In den sozialen Medien waren auf Videos Menschen zu sehen, die mit den blanken Händen in den Trümmern nach Überlebenden suchten. Mohammed Rafik Schirsai, ein Arzt, der zu einem Rettungsteam gehört, sagte der Nachrichtenagentur dpa über die Zustände: "Es war unerträglich. Wir sahen fünf, sechs Dörfer. Die sind dem Erdboden gleich." Häufig könne man keinen Unterschied mehr zwischen Häusern und Straßen erkennen. "Unter jedem Stück Erde könnte ein Mensch sein, der sein Leben verloren hat und den niemand mehr retten kann."
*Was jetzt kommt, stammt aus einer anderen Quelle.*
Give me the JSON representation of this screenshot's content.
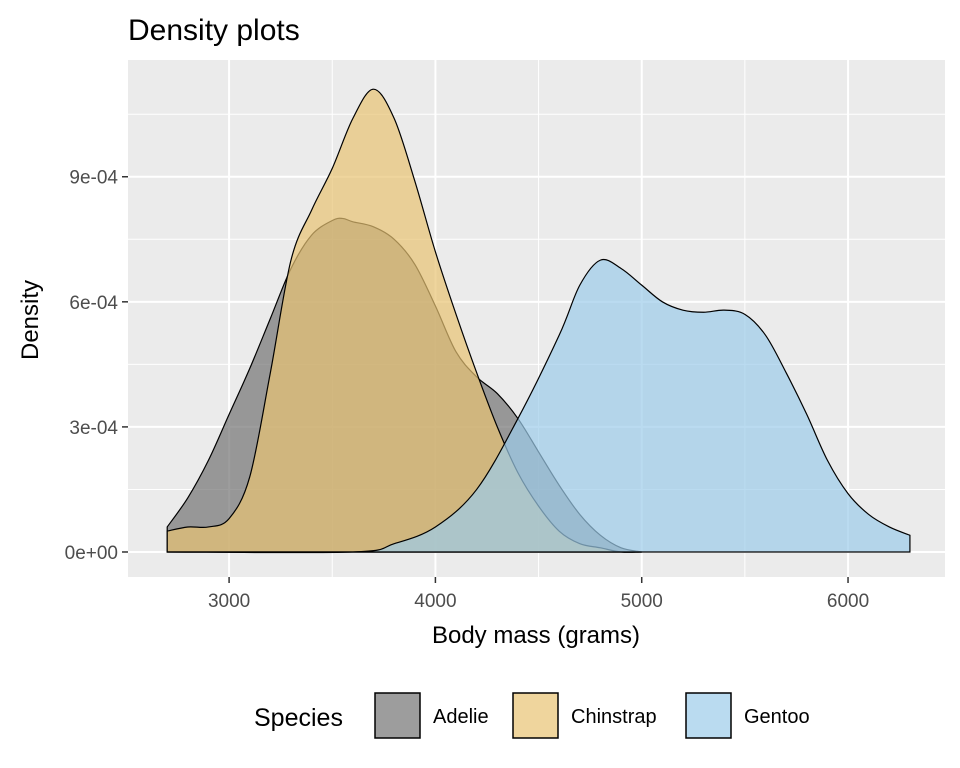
{
  "chart_data": {
    "type": "area",
    "subtype": "density",
    "title": "Density plots",
    "xlabel": "Body mass (grams)",
    "ylabel": "Density",
    "xlim": [
      2510,
      6470
    ],
    "ylim": [
      -6e-05,
      0.00118
    ],
    "x_ticks": [
      3000,
      4000,
      5000,
      6000
    ],
    "x_tick_labels": [
      "3000",
      "4000",
      "5000",
      "6000"
    ],
    "y_ticks": [
      0,
      0.0003,
      0.0006,
      0.0009
    ],
    "y_tick_labels": [
      "0e+00",
      "3e-04",
      "6e-04",
      "9e-04"
    ],
    "grid": true,
    "panel_background": "#EBEBEB",
    "legend": {
      "title": "Species",
      "position": "bottom",
      "entries": [
        "Adelie",
        "Chinstrap",
        "Gentoo"
      ]
    },
    "series": [
      {
        "name": "Adelie",
        "color": "#737373",
        "x": [
          2700,
          2800,
          2900,
          3000,
          3100,
          3200,
          3300,
          3400,
          3500,
          3550,
          3600,
          3700,
          3800,
          3900,
          4000,
          4100,
          4200,
          4300,
          4400,
          4500,
          4600,
          4700,
          4800,
          4900,
          5000
        ],
        "y": [
          6e-05,
          0.00013,
          0.00022,
          0.00033,
          0.00044,
          0.00056,
          0.00068,
          0.00076,
          0.000795,
          0.0008,
          0.000792,
          0.00078,
          0.00075,
          0.00069,
          0.00059,
          0.00048,
          0.00042,
          0.00038,
          0.00032,
          0.00024,
          0.00016,
          9e-05,
          4e-05,
          1e-05,
          0.0
        ]
      },
      {
        "name": "Chinstrap",
        "color": "#E8C373",
        "x": [
          2700,
          2800,
          2900,
          3000,
          3100,
          3200,
          3300,
          3400,
          3500,
          3600,
          3700,
          3800,
          3900,
          4000,
          4100,
          4200,
          4300,
          4400,
          4500,
          4600,
          4700,
          4800,
          4900,
          5000
        ],
        "y": [
          5e-05,
          6e-05,
          6e-05,
          8e-05,
          0.00018,
          0.00043,
          0.0007,
          0.00082,
          0.00092,
          0.00104,
          0.00111,
          0.00104,
          0.00089,
          0.00072,
          0.00057,
          0.00043,
          0.0003,
          0.00019,
          0.00011,
          5e-05,
          2e-05,
          1e-05,
          0.0,
          0.0
        ]
      },
      {
        "name": "Gentoo",
        "color": "#9DCCE9",
        "x": [
          2700,
          3600,
          3800,
          4000,
          4200,
          4400,
          4600,
          4700,
          4800,
          4900,
          5000,
          5100,
          5200,
          5300,
          5400,
          5500,
          5600,
          5700,
          5800,
          5900,
          6000,
          6100,
          6200,
          6300
        ],
        "y": [
          0.0,
          0.0,
          2e-05,
          6e-05,
          0.00015,
          0.00032,
          0.00052,
          0.00064,
          0.0007,
          0.00068,
          0.00064,
          0.0006,
          0.00058,
          0.000575,
          0.00058,
          0.00057,
          0.00052,
          0.00043,
          0.00033,
          0.00022,
          0.00014,
          9e-05,
          6e-05,
          4e-05
        ]
      }
    ]
  }
}
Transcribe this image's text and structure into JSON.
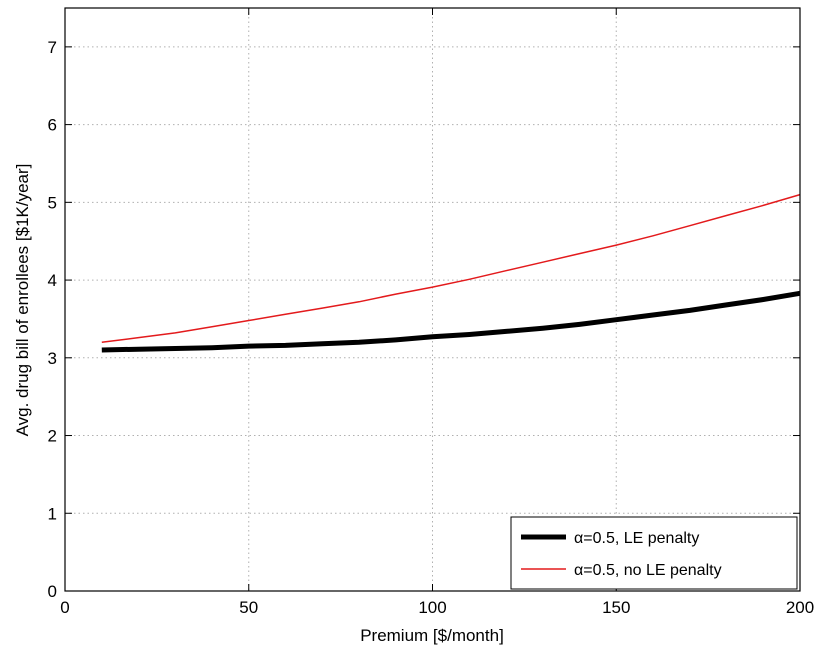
{
  "chart_data": {
    "type": "line",
    "xlabel": "Premium [$/month]",
    "ylabel": "Avg. drug bill of enrollees [$1K/year]",
    "xlim": [
      0,
      200
    ],
    "ylim": [
      0,
      7.5
    ],
    "xticks": [
      "0",
      "50",
      "100",
      "150",
      "200"
    ],
    "yticks": [
      "0",
      "1",
      "2",
      "3",
      "4",
      "5",
      "6",
      "7"
    ],
    "grid": true,
    "legend_position": "bottom-right",
    "series": [
      {
        "name": "α=0.5, LE penalty",
        "color": "#000000",
        "x": [
          10,
          20,
          30,
          40,
          50,
          60,
          70,
          80,
          90,
          100,
          110,
          120,
          130,
          140,
          150,
          160,
          170,
          180,
          190,
          200
        ],
        "y": [
          3.1,
          3.11,
          3.12,
          3.13,
          3.15,
          3.16,
          3.18,
          3.2,
          3.23,
          3.27,
          3.3,
          3.34,
          3.38,
          3.43,
          3.49,
          3.55,
          3.61,
          3.68,
          3.75,
          3.83
        ]
      },
      {
        "name": "α=0.5, no LE penalty",
        "color": "#e31a1c",
        "x": [
          10,
          20,
          30,
          40,
          50,
          60,
          70,
          80,
          90,
          100,
          110,
          120,
          130,
          140,
          150,
          160,
          170,
          180,
          190,
          200
        ],
        "y": [
          3.2,
          3.26,
          3.32,
          3.4,
          3.48,
          3.56,
          3.64,
          3.72,
          3.82,
          3.91,
          4.01,
          4.12,
          4.23,
          4.34,
          4.45,
          4.57,
          4.7,
          4.83,
          4.96,
          5.1
        ]
      }
    ]
  }
}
Im August 2021 hatten die Taliban in Kabul erneut die Macht übernommen. Die damalige afghanische Regierung floh, die sie unterstützenden internationalen Streitkräfte zogen überhastet ab. Seitdem ist das Land wegen seiner Politik, die vor allem Frauen, Mädchen und jede Opposition unterdrückt, international isoliert. Auch die frühere internationale Hilfe ist bis auf Nothilfe unterbrochen.